Unsung Tack Heroes, part 1

I want to talk a bit about some pieces of tack and equipment that are, in my opinion, pretty darn awesome, but for some reason are not widely known or used.  Today's subject is

The Kineton Noseband

This is something you rarely see and many people have no idea what it is for.  So what is it?  A kineton is a very simple noseband.  An adjustable strap goes behind the ears.  At each end the strap connects to one side of a metal U.  The other side of the U connects to another leather strap which goes over the nose and connects the two metal Us.  The mouthpiece of the bit sits in the bottom of the U.

So what does it do/how does it work?  First, how does a bit generally work?  When you put pressure on the reins, it pulls the bit and puts pressure on the bars and tongue.  The more pressure on the reins, the more pressure on the horse's mouth.  Add a kineton, and what happens?  Some of the pressure on the horse's mouth is transferred to the kineton, so instead of pressure on the bars and tongue there is pressure on the horse's nose.
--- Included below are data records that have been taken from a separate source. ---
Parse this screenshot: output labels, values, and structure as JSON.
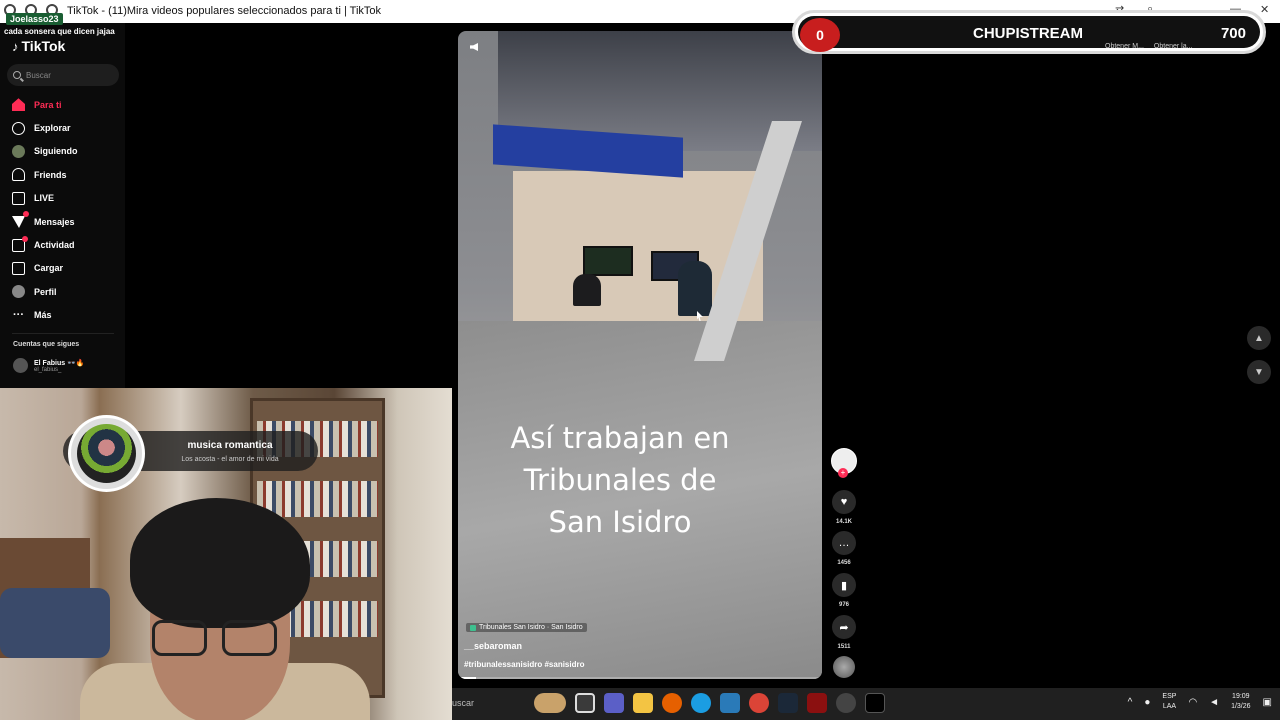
{
  "window": {
    "title": "TikTok - (11)Mira videos populares seleccionados para ti | TikTok",
    "minimize": "—",
    "maximize": "□",
    "close": "✕"
  },
  "chat": {
    "user": "Joelasso23",
    "message": "cada sonsera que dicen jajaa"
  },
  "sidebar": {
    "logo": "TikTok",
    "search_placeholder": "Buscar",
    "items": [
      {
        "label": "Para ti",
        "icon": "home-icon",
        "active": true
      },
      {
        "label": "Explorar",
        "icon": "compass-icon"
      },
      {
        "label": "Siguiendo",
        "icon": "following-avatar-icon"
      },
      {
        "label": "Friends",
        "icon": "friends-icon"
      },
      {
        "label": "LIVE",
        "icon": "live-icon"
      },
      {
        "label": "Mensajes",
        "icon": "messages-icon",
        "badge": true
      },
      {
        "label": "Actividad",
        "icon": "activity-icon",
        "badge": true
      },
      {
        "label": "Cargar",
        "icon": "upload-icon"
      },
      {
        "label": "Perfil",
        "icon": "profile-icon"
      },
      {
        "label": "Más",
        "icon": "more-icon"
      }
    ],
    "following_title": "Cuentas que sigues",
    "following": [
      {
        "name": "El Fabius 👓🔥",
        "handle": "el_fabius_"
      }
    ]
  },
  "music": {
    "title": "musica romantica",
    "artist": "Los acosta - el amor de mi vida"
  },
  "video": {
    "caption": [
      "Así trabajan en",
      "Tribunales de",
      "San Isidro"
    ],
    "location": "Tribunales San Isidro · San Isidro",
    "author": "__sebaroman",
    "hashtags": "#tribunalessanisidro #sanisidro",
    "progress": 0.05
  },
  "actions": {
    "likes": "14.1K",
    "comments": "1456",
    "saves": "976",
    "shares": "1511"
  },
  "stream": {
    "counter": "0",
    "name": "CHUPISTREAM",
    "points": "700",
    "extension_1": "Obtener M...",
    "extension_2": "Obtener la..."
  },
  "taskbar": {
    "search": "uscar",
    "lang_1": "ESP",
    "lang_2": "LAA",
    "time": "19:09",
    "date": "1/3/26"
  },
  "colors": {
    "accent": "#fe2c55",
    "stream_badge": "#c81e1e"
  }
}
Here, I illustrated the above picture:
 The red arrow is rein pressure, the dark purple is the bit ring, the green is the U, the pink is the noseband, light purple is where the bit is being held.
Pull on red --> pull on dark purple --> pull on green --> pull on pink --> pressure on nose.  The end.
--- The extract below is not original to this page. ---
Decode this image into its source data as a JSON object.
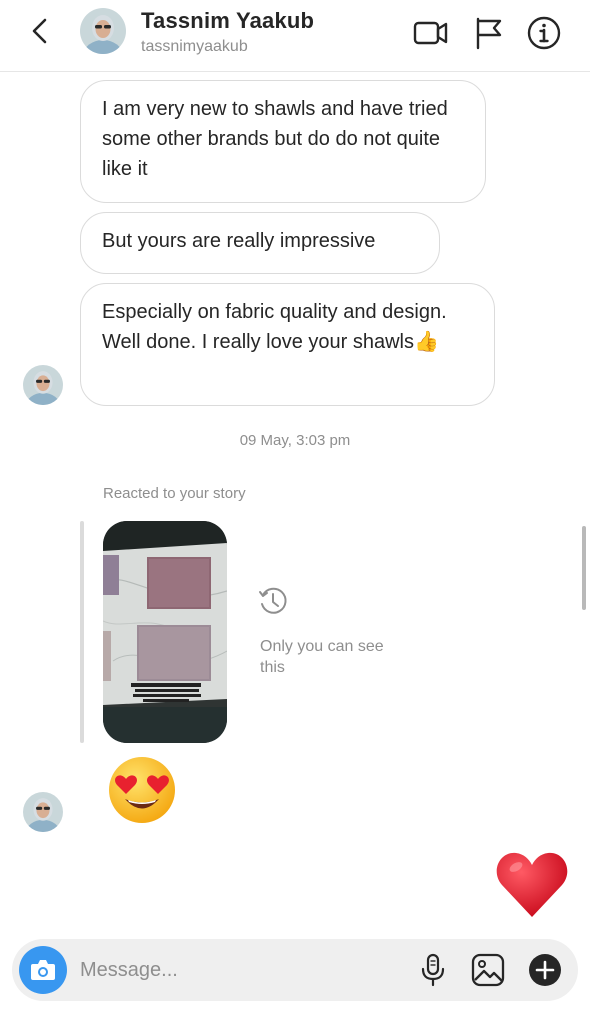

Okay, nose pressure, so what?  There are two reasons that's good:

1.  If the horse's mouth hurts or is very sensitive or for whatever reason the horse doesn't like much pressure on his mouth, the kineton helps protect the mouth by limiting how much pressure can be put on the mouth.  This doesn't mean it's okay to yank at the bit, but it does mean it's easier to maintain less contact with the mouth, which is important if the horse is afraid of the bit.  If the horse stumbles or something and you accidentally catch the horse in the mouth, there's some protection.

2.  "Insanity is doing the same thing over and over and expecting different results."  If mouth pressure isn't yielding the response you want, even with different mouthpieces, then try something else, like nose pressure.  Some horses respond very well to it.  English horses don't generally use nose pressure, so it's something that can change things up a lot.

The kineton passes The Mare Test, which is pretty much the highest recommendation I can give.  The Mare is a stereotypical chestnut Thoroughbred mare.  Hot, sensitive, and opinionated.  She doesn't tolerate any attempts to control her.  If she accepts a piece of tack, then it's gentle and inoffensive.  We were able to go from a hand gallop to a super bouncy, uphill, controlled canter.  (Before this, I had heard of a "bouncy canter" and understood the idea, but I'd never really felt it.... to feel it on The Mare is just shy of a miracle!)  At first, she tried opening her mouth to avoid the bit, but when she realized that wasn't going to work, she settled right down and was great.  No tantrums, no attitude.

I don't use it often.  At this point, I pretty much only pull it out if I haven't ridden the old guy (in the pictures) in a while and I think I might need a little bit extra.  I've never used it on Princess and have no plans to at this point, because I don't think it would do him any good.